While C.J. Watson, Brandon Jennings and Victor Oladipo took the back court with Evan Fournier playing the four. Aaron Gordon played the Green role, sliding down to the center and excelled there.

At the 6:44 mark, Aaron Gordon checked in to complete this lineup. The Magic made 6 of 10 from the floor and outscored the Warriors 19-17. They got the line for 7-for-8 shooting from the foul line. They cut the lead to two points.

It proved to be an effective lineup for this game. Whether we will see it again, is another question.

Gordon’s rebounding, after all, is a major strength against seven footers. In their absence his ability was even more notable.

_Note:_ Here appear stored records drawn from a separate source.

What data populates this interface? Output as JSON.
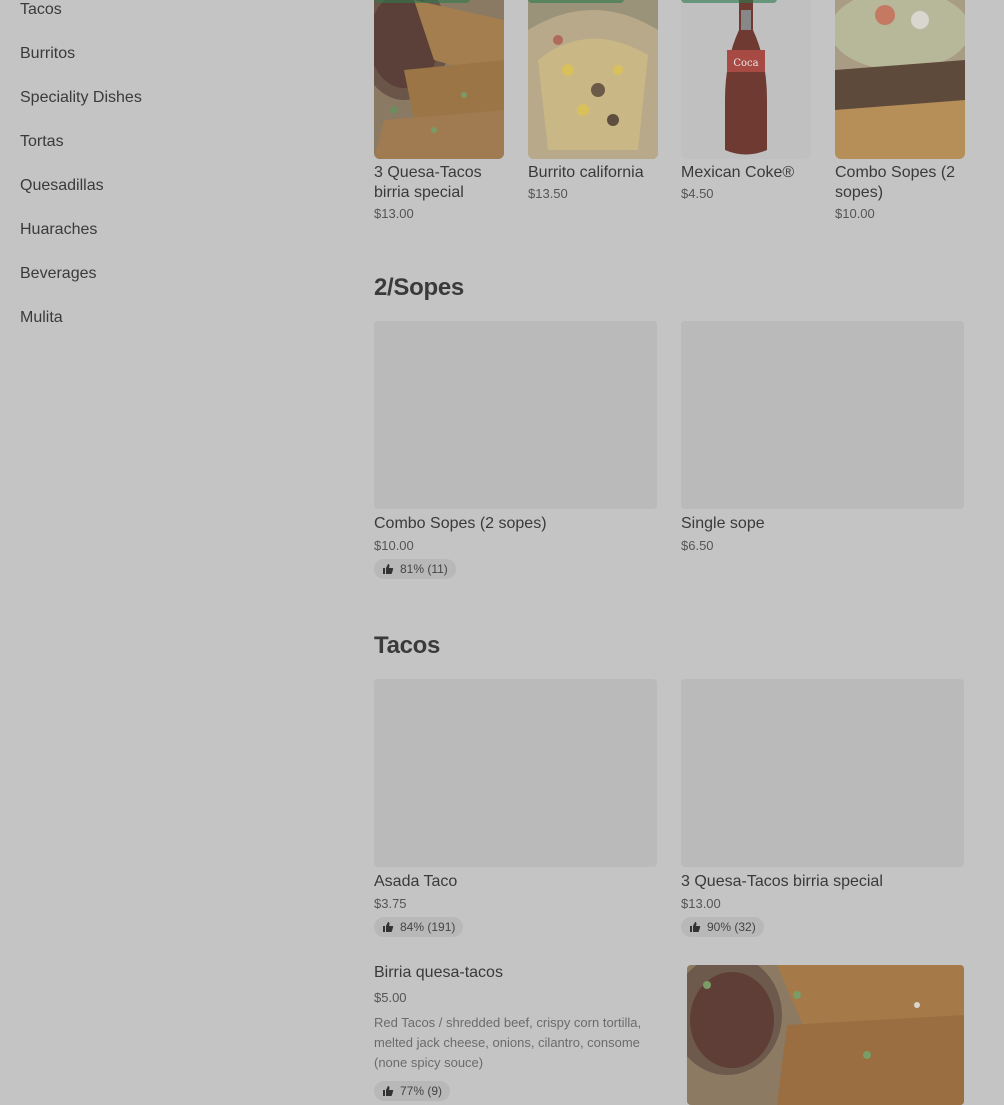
{
  "sidebar": {
    "items": [
      "Tacos",
      "Burritos",
      "Speciality Dishes",
      "Tortas",
      "Quesadillas",
      "Huaraches",
      "Beverages",
      "Mulita"
    ]
  },
  "featured": [
    {
      "name": "3 Quesa-Tacos birria special",
      "price": "$13.00"
    },
    {
      "name": "Burrito california",
      "price": "$13.50"
    },
    {
      "name": "Mexican Coke®",
      "price": "$4.50"
    },
    {
      "name": "Combo Sopes (2 sopes)",
      "price": "$10.00"
    }
  ],
  "sections": {
    "sopes": {
      "title": "2/Sopes",
      "items": [
        {
          "name": "Combo Sopes (2 sopes)",
          "price": "$10.00",
          "rating": "81% (11)"
        },
        {
          "name": "Single sope",
          "price": "$6.50"
        }
      ]
    },
    "tacos": {
      "title": "Tacos",
      "items": [
        {
          "name": "Asada Taco",
          "price": "$3.75",
          "rating": "84% (191)"
        },
        {
          "name": "3 Quesa-Tacos birria special",
          "price": "$13.00",
          "rating": "90% (32)"
        }
      ]
    }
  },
  "birria": {
    "name": "Birria quesa-tacos",
    "price": "$5.00",
    "desc": "Red Tacos / shredded beef, crispy corn tortilla, melted jack cheese, onions, cilantro, consome (none spicy souce)",
    "rating": "77% (9)"
  },
  "colors": {
    "overlay": "#c4c4c4",
    "placeholder": "#bababa",
    "accent": "#2d7a4e"
  }
}
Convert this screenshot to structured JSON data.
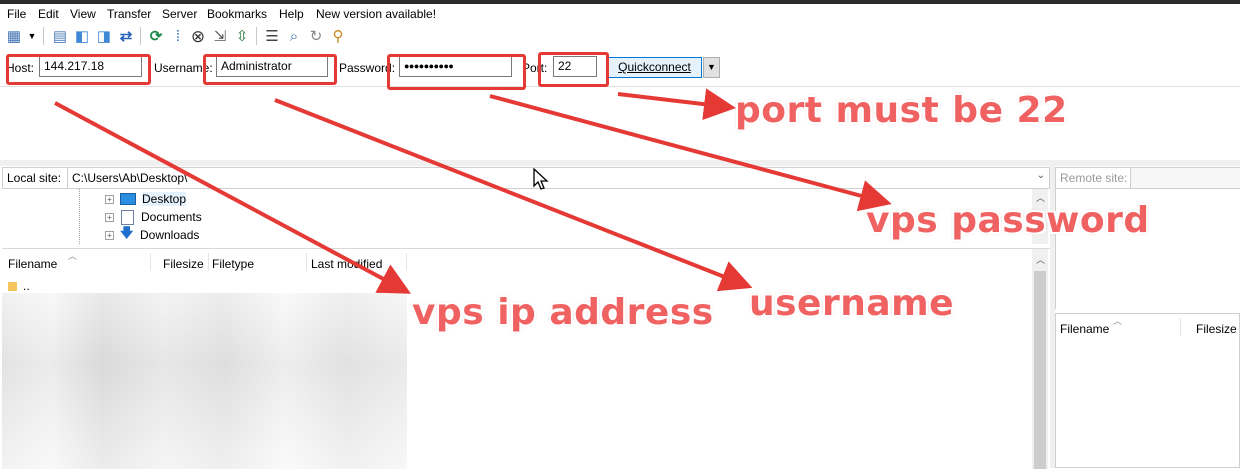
{
  "menubar": {
    "items": [
      "File",
      "Edit",
      "View",
      "Transfer",
      "Server",
      "Bookmarks",
      "Help",
      "New version available!"
    ]
  },
  "toolbar": {
    "icons": [
      "site-manager-icon",
      "dropdown-arrow-icon",
      "message-log-icon",
      "local-tree-icon",
      "remote-tree-icon",
      "transfer-queue-icon",
      "refresh-icon",
      "process-queue-icon",
      "cancel-icon",
      "disconnect-icon",
      "reconnect-icon",
      "filter-icon",
      "compare-icon",
      "sync-browse-icon",
      "search-icon"
    ]
  },
  "quickconnect": {
    "host_label": "Host:",
    "host_value": "144.217.18",
    "username_label": "Username:",
    "username_value": "Administrator",
    "password_label": "Password:",
    "password_value": "●●●●●●●●●●",
    "port_label": "Port:",
    "port_value": "22",
    "connect_label": "Quickconnect",
    "dropdown_glyph": "▼"
  },
  "local": {
    "site_label": "Local site:",
    "site_path": "C:\\Users\\Ab\\Desktop\\",
    "tree": [
      "Desktop",
      "Documents",
      "Downloads"
    ],
    "columns": [
      "Filename",
      "Filesize",
      "Filetype",
      "Last modified"
    ],
    "parent_entry": ".."
  },
  "remote": {
    "site_label": "Remote site:",
    "columns": [
      "Filename",
      "Filesize"
    ]
  },
  "annotations": {
    "port": "port must be 22",
    "password": "vps password",
    "ip": "vps ip address",
    "username": "username"
  },
  "colors": {
    "annotation": "#e53935",
    "annotation_text": "#f06262"
  }
}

Indeed, if there is a positive for the Magic, it is that this game is another rung on Gordon’s ladder, the young stud finished with 20 and 18. The three-guard lineup used their quick hands to force multiple turnovers and then gave an immediate burst on the fast break (which Gordon’s natural athleticism also worked well with).

On a historic night for the Warriors (they have now won 45 straight at home, the best mark in NBA history), the Magic seriously worried the Warriors’ faithful. The restlessness was palpable.

In the end, it came down to three things: Klay Thompson‘s three to put Golden State up five, Andrew Bogut’s defense on Victor Oladipo and Stephen Curry‘s steal from that defense that put the nail in the coffin.

It was certainly by no means the fault of the Magic’s experiment with a smaller lineup. Skiles found something that worked and it gave his chance a team to win the game.

Could it work long term? Does it deserve more experimentation?

In the end, the rebounding numbers are not too skewed. The Warriors had 50 rebounds to the Magic’s 42, and only one more offensive board along with countless little tips that went the right way.

Related Story: Orlando Magic keep fighting, fall to Golden State Warriors

The Magic also defeated another common weakness of theirs: free throw shooting. Orlando finished shooting 28 for 34 (82.4 percent) beating Golden State in attempts and percentage. The Magic were willing to attack and get there.

Even more impressively many of these attempts came in the final minutes as the Warriors had to foul in the mid court to stop multiple fast breaks. It has been seen too often this season, the bad free throw shooting in the clutch, that this performance was a refreshing twist.

The Magic had impressive performances from Oladipo, Elfrid Payton, Fournier, Jennings and Gordon, but ultimately could not get it done as a team.

The lack of a veteran presence was clear in the waning minutes. The Magic had multiple chances at getting a go-ahead basket, one that would likely have broken the Warriors’ back, but could not cap their impressive come back.

There were a couple of rushed threes, an awkward catch by Jennings he should have laid up but did not and just a tad of simply not knowing what to do in the last offenses.

Orlando gave itself a chance though. Working this odd lineup to its advantage.

The team earned another moral victory, and they did it in a surprising and different way with their own take on a small-ball line up.

Though the decision by Skiles was likely heavily influenced by Vucevic’s absence and more forced than chosen, we cannot split hairs. The youth and athleticism did its job.